My other two grandchildren are miracles and answers to prayer as well. My middle daughter and her husband adopted them, but not without prayer, struggles, more prayer as the relational, legal, and financial complications of adoption were faced, and finally, resolved.
My three daughters themselves are answers to prayer...the cries of a very young mom were heard as she honestly told God, "I don't know how to do this. You have to help me every day!" The God of the Bible who is really there and who really does hear and answer the cries of His children answered me, and gave me wisdom, that certainly didn't come from within myself. He also heard and answered as I prayed almost daily that all three of my daughters would grow to love and serve Him with all of their hearts...and they do!
As a young girl, from a broken home, I cried out to God for the husband He had for me, begging Him that He would lead me and that I would never have to experience divorce. Naively I asked Him for a sign, something just between Him and I, so I would know who the right one was. He heard the cries of my immature heart and did just that. In our 33 years of marriage have things been perfect, easy, a bed of roses? Absolutely not. Two imperfect people do not a perfect marriage make. But God is faithful and gracious, and there is still no one I would rather spend a day with than my husband!
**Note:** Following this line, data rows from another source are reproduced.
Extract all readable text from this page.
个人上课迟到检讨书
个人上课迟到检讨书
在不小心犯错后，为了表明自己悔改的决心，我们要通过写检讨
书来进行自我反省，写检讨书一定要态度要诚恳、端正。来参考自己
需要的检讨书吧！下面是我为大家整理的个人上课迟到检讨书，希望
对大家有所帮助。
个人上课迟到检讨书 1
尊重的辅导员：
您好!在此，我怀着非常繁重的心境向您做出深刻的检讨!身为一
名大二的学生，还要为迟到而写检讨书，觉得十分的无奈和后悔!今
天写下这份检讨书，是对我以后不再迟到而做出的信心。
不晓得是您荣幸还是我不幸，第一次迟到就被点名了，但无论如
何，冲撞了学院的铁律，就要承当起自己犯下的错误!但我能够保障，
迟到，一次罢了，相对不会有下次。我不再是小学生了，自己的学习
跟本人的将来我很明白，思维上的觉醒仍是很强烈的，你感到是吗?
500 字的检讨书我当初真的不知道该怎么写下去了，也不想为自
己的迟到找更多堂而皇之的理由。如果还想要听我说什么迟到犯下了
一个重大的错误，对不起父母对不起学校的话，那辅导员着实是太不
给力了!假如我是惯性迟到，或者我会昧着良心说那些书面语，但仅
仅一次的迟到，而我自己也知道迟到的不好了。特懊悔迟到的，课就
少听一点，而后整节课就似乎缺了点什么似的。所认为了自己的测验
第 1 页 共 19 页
My biggest "no" answer to prayer was probably when we lost our beautiful new church building as the result of a huge financial setback and lawsuit, when our church voted to leave the denomination we were formerly a part of. That no answer took a while to process, as we were so sure of God's leading and opening of doors to buy that building and renovate it into a beautiful house of worship. But in hindsight, God provided within two weeks a new, albeit, very modest and humbling place for our church to meet, not skipping a beat. An African American congregation now meets in that beautiful building we once call "ours", and is doing a great work for God' kingdom there. I now can say, God took us at our word when we often said that what we did was for His kingdom, and His glory, and not for us. So, even my "no" answer, was really a yes answer to our prayers that His kingdom move forward from that building, in that part of our city.
God has answered more prayers for me than I could ever post on a blog or write in a book. Prayers about everything from finding a lost item, to needing help to stretch my grocery dollars by helping me find bargains, to mending broken relationships, and healing sick bodies. God is real. God cares. God answers. I believe it. I'm living it.